İHD Amed Şubesi ile kayıp yakınları eylemlerinin 866’ncı haftasında Koşuyolu Parkı Yaşam Hakkı Anıtı önünde buluştular. Kayıp yakınları bu haftaki eylemlerinde 12 Eylül 1995 tarihinde, Rezan ilçesinde, kendilerini polis olarak tanıtan silahlı kişiler tarafından evinden zorla alınarak kaybedilen Mehmet Zafer Demirkıran’ın akıbetini sordu.
Mehmet Zafer Demirkıran’ın hikayesini, İHD Amed Şubesi Kayıp Komisyonu üyesi Avukat Berfin Elçi okudu.
‘Toros araçla götürüldü’
Berfin Elçi, şunları dile getirdi:
“Zafer Demirkıran ailesi ile birlikte Diyarbakır/ Bağlar’da yaşamaktadır. Çalışmak için önce İstanbul ardından Mersin’e gider. Mehmet Zafer askerlik celbi gelince çalıştığı Mersin’den 30 Ağustos 1995 tarihinde Diyarbakır’a döner. 31 Ağustos’ta askerlik dairesine giderek işlemlerini başlatır. Ardından askere sevk belgesini alır ve ailesinin yanında birliğe gideceği günü beklemeye başlar. 12 Eylül 1995 tarihinde saat 22.00 civarında Demirkıran Ailesi’nin evi kendilerini polis olarak tanıtan silahlı 6-7 kişi tarafından basılır. Plakasız bir Toros ve yalnızca ön tarafında 21 R 789 plakası bulunan beyaz Şahin araçla gelen bu kişiler, Mehmet Zafer’i ‘İfadesi alınıp bırakılacak’ diyerek beyaz toros araca bindirip götürür. Gitmeden önce de evin telefon kablolarını keserek haberleşmelerini engeller.”

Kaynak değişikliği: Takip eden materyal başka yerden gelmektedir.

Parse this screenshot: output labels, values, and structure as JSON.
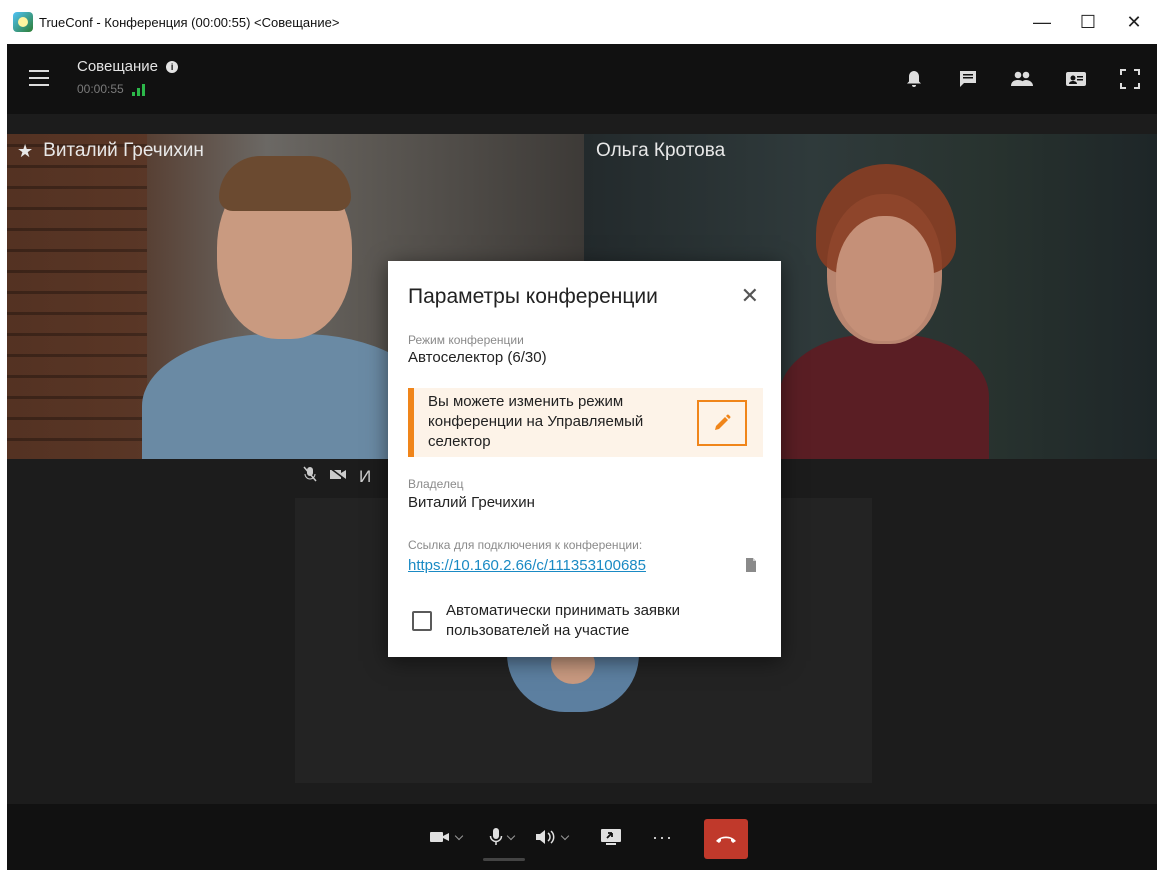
{
  "window": {
    "title": "TrueConf - Конференция (00:00:55) <Совещание>",
    "minimize_glyph": "—",
    "maximize_glyph": "☐",
    "close_glyph": "✕"
  },
  "header": {
    "conference_name": "Совещание",
    "info_glyph": "i",
    "timer": "00:00:55",
    "icons": [
      "bell-icon",
      "chat-icon",
      "participants-icon",
      "content-icon",
      "fullscreen-icon"
    ]
  },
  "participants": {
    "left": {
      "name": "Виталий Гречихин",
      "star_glyph": "★"
    },
    "right": {
      "name": "Ольга Кротова"
    },
    "bottom_partial_label": "И"
  },
  "dialog": {
    "title": "Параметры конференции",
    "close_glyph": "✕",
    "mode_label": "Режим конференции",
    "mode_value": "Автоселектор (6/30)",
    "notice_text": "Вы можете изменить режим конференции на Управляемый селектор",
    "owner_label": "Владелец",
    "owner_value": "Виталий Гречихин",
    "link_label": "Ссылка для подключения к конференции:",
    "link_value": "https://10.160.2.66/c/111353100685",
    "auto_accept_label": "Автоматически принимать заявки пользователей на участие",
    "auto_accept_checked": false,
    "accent_color": "#f0851a",
    "link_color": "#1a8ac4"
  },
  "toolbar": {
    "more_glyph": "···",
    "icons": [
      "camera-icon",
      "microphone-icon",
      "speaker-icon",
      "share-screen-icon",
      "more-icon",
      "hangup-icon"
    ],
    "hangup_color": "#c0392b"
  }
}
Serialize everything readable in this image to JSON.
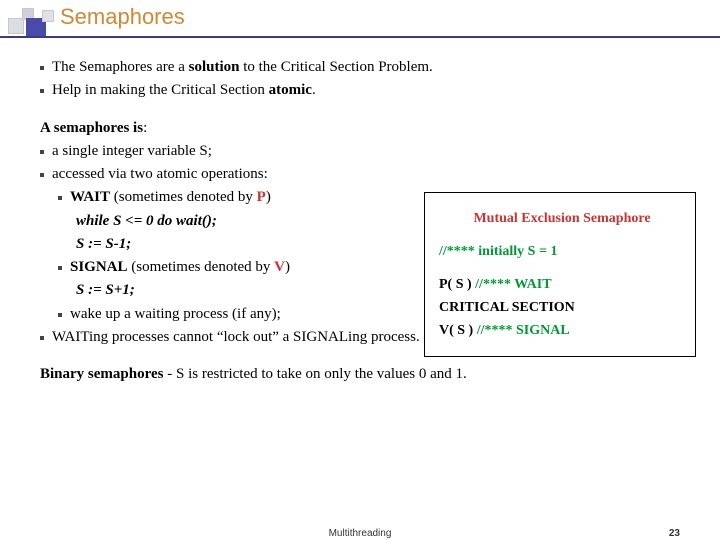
{
  "title": "Semaphores",
  "b1_pre": "The Semaphores are a ",
  "b1_bold": "solution",
  "b1_post": " to the Critical Section Problem.",
  "b2_pre": "Help in making the Critical Section ",
  "b2_bold": "atomic",
  "b2_post": ".",
  "heading1": "A semaphores is",
  "b3": "a single integer variable S;",
  "b4": "accessed via two atomic operations:",
  "wait_label": "WAIT",
  "wait_mid": " (sometimes denoted by ",
  "wait_p": "P",
  "close_paren": ")",
  "wait_code1": "while S <= 0 do wait();",
  "wait_code2": "S := S-1;",
  "signal_label": "SIGNAL",
  "signal_mid": " (sometimes denoted by ",
  "signal_v": "V",
  "signal_code": "S := S+1;",
  "wake": "wake up a waiting process (if any);",
  "lockout": "WAITing processes cannot “lock out” a SIGNALing process.",
  "binary_bold": "Binary semaphores",
  "binary_rest": " - S is restricted to take on only the values 0 and 1.",
  "box_title": "Mutual Exclusion Semaphore",
  "box_init": "//**** initially S = 1",
  "box_p": "P( S )  ",
  "box_p_cmt": "//**** WAIT",
  "box_cs": "CRITICAL SECTION",
  "box_v": "V( S )  ",
  "box_v_cmt": "//**** SIGNAL",
  "footer_center": "Multithreading",
  "footer_page": "23"
}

‘Ailenin başvuruları yanıtsız kaldı’
Ailenin Zafer Demirkıran’dan haber alamadığını söyleyen Berfin Elçi, “Hemen karakola giden aile ‘bizde yok’ cevabını alınca Diyarbakır’daki bütün karakol noktalarına giderek oğullarını sorar. Aldıkları cevap hep aynıdır; ‘bizde yok!’ OHAL Valiliği, DGM Savcılığı, Jandarma ve Emniyet’e yaptıkları başvurular da sonuçsuz bırakılır. Aile Mehmet Zafer’in Saraykapı’daki JİTEM merkezine götürüldüğü duyumunu alır. Bunun üzerine anne Behiye Demirkıran, sürekli JİTEM merkezinin bulunduğu Jandarma Merkez Komutanlığı’na giderek oğlunu sorar. Annenin ısrarlı soruları üzerine kapıdaki nöbetçi asker, ona oğlunun tarifine uyan birinin oraya getirildiğini söyler” şeklinde konuştu.
İnkar ve cezasızlık
Berfin Elçi, Zafer Demirkıran’ın ailesinin İHD’ye başvurduklarından bu yana mücadelelerinin sürdüğünü söyledive şöyle devam etti:
“Başvuruları sonuçsuz kalan aile İHD Diyarbakır Şubesi’ne başvurur. Yasal girişimlerde bulunan İHD, Uluslararası Af Örgütü ile de temasa geçer. Gerekli araştırmaları yapan Uluslararası Af Örgütü, 18 Ekim 1995 tarihinde yayınladığı ‘kayıp’ başlıklı raporla gözaltına alındığı kabul edilmeyen Mehmet Zafer Demirkıran’ın can güvenliğinden endişe ettiklerini uluslararası kamuoyuna duyurur. Ailenin, İHD’nin ve Uluslararası Af Örgütü’nün girişimleri sonuçsuz bırakılır. 29 yıldır Mehmet Zafer’i arayan aile inkar ve cezasızlıkla karşılaşır. Baba Demirkıran, oğlunun akıbetine ve adalete ulaşamadan 2001 yılında vefat eder. 90 yaşındaki anne Behiye Demirkıran ise hala oğluna ve adalete ulaşmak için mücadele etmektedir.”
Açıklama, 1 dakikalık oturma eylemi ile sona erdi.